I decided to go for the savoury dishes, while the kids wanted a main course and desserts. I’d teased them with a photo of the Nutella-topped Caldina we’d scoffed on our last visit, to seal the deal. My Panatina starter – breaded mozzarella served with ketchup – was nice enough. I’m sure kids will eat fried cheese like this, although I felt a bit disappointed by the single lettuce leaf it was presented on. I’d hoped they’d have done something a bit ‘jazzier’ to tempted the children to eat some greens. That said, my niece and nephew would have only consumed it if it was dipped in sugar, so perhaps Rossopomodoro know their audience better than I.Both chose the Milanesina – allegedly ‘juicy’ chicken strips – served with wedges and that solo lettuce leaf again. The chicken had been pulverised to make the breast stretch further, which meant it was unfortunately dry. Without our wonderful friend Mr. Tomato Sauce, both kids would have struggled to finish this off.

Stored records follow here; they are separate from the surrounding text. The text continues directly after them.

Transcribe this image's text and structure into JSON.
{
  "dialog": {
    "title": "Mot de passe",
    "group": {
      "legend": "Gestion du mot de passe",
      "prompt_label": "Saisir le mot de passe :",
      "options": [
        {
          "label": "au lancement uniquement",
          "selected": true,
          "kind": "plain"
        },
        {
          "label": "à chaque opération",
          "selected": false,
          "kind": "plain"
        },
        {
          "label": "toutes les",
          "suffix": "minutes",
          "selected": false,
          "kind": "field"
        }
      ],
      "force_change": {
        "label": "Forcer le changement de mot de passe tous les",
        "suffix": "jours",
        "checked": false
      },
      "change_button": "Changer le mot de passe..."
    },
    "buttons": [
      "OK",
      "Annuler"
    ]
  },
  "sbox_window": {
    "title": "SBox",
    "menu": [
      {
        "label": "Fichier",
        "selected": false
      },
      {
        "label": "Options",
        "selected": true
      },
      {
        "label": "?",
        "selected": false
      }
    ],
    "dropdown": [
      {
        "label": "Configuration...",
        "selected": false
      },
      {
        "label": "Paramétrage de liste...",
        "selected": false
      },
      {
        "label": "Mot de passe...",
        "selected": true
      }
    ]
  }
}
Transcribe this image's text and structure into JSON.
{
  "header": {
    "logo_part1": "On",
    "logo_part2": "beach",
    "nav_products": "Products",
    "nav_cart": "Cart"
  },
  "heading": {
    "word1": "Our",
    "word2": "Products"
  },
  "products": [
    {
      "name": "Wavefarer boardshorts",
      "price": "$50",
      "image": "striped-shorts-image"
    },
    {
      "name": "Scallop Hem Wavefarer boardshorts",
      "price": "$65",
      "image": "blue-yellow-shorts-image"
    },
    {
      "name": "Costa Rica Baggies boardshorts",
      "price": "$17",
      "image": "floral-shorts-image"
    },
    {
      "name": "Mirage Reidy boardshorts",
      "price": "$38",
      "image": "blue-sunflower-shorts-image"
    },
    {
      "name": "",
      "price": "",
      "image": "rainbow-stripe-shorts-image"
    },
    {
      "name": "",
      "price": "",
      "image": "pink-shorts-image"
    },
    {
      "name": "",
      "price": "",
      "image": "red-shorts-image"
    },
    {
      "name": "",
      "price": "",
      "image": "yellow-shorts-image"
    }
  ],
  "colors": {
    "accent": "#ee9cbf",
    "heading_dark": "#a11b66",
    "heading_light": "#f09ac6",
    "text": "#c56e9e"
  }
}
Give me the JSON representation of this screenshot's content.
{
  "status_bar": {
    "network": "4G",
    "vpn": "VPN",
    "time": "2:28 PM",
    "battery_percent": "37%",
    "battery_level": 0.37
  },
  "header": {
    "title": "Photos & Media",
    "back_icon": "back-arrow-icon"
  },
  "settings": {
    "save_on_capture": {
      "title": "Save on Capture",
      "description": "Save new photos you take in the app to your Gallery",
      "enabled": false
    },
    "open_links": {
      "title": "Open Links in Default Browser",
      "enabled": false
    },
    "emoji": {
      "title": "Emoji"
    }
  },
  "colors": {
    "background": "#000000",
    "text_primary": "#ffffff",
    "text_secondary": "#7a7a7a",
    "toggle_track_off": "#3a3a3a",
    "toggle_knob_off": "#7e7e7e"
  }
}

Their Bolognesina was slightly better, although the sauce lacked the depth a long cook affords. It was a reasonable portion however; perfect for lunch.The Margherita Pizza was great, as per. Rossopomodoro does Neapolitan well, with a soupy centre and chewy crust. It was, like the pasta, a good size for lunch. There was definitely still room for a pud though.
There was a need for a toilet break amongst all this and, while I normally wouldn’t discuss such things, feel this is important to raise. I had to leave the restaurant to take Dinky for a nappy change within the John Lewis store. While the other children are of an age where they aren’t too much of a worry, what happens if you’re a Mum dining with younger sprogs? I appreciate space constraints and all that jazz, but this is a bit off-putting. Anyway, back onto the food. Desserts were duly ordered and the Caldina was as good as our last visit. Someone was a little overzealous with the sugar dredger, as you can see, but that didn’t hurt. Their gelato was of a good standard, and the pistachio was particularly worthy of praise for its flavour.
Overall, this was a decent lunch. I think sticking to the traditional Italian dishes on offer is a better option if dining with fussy kids though, as Rossopomodoro do really good pizzas. Service was cheery, especially with the kids. We also felt £7 with a drink for two courses is very good value for money. I’d definitely return again, even if I had to pay myself. The Caldina alone is worth it.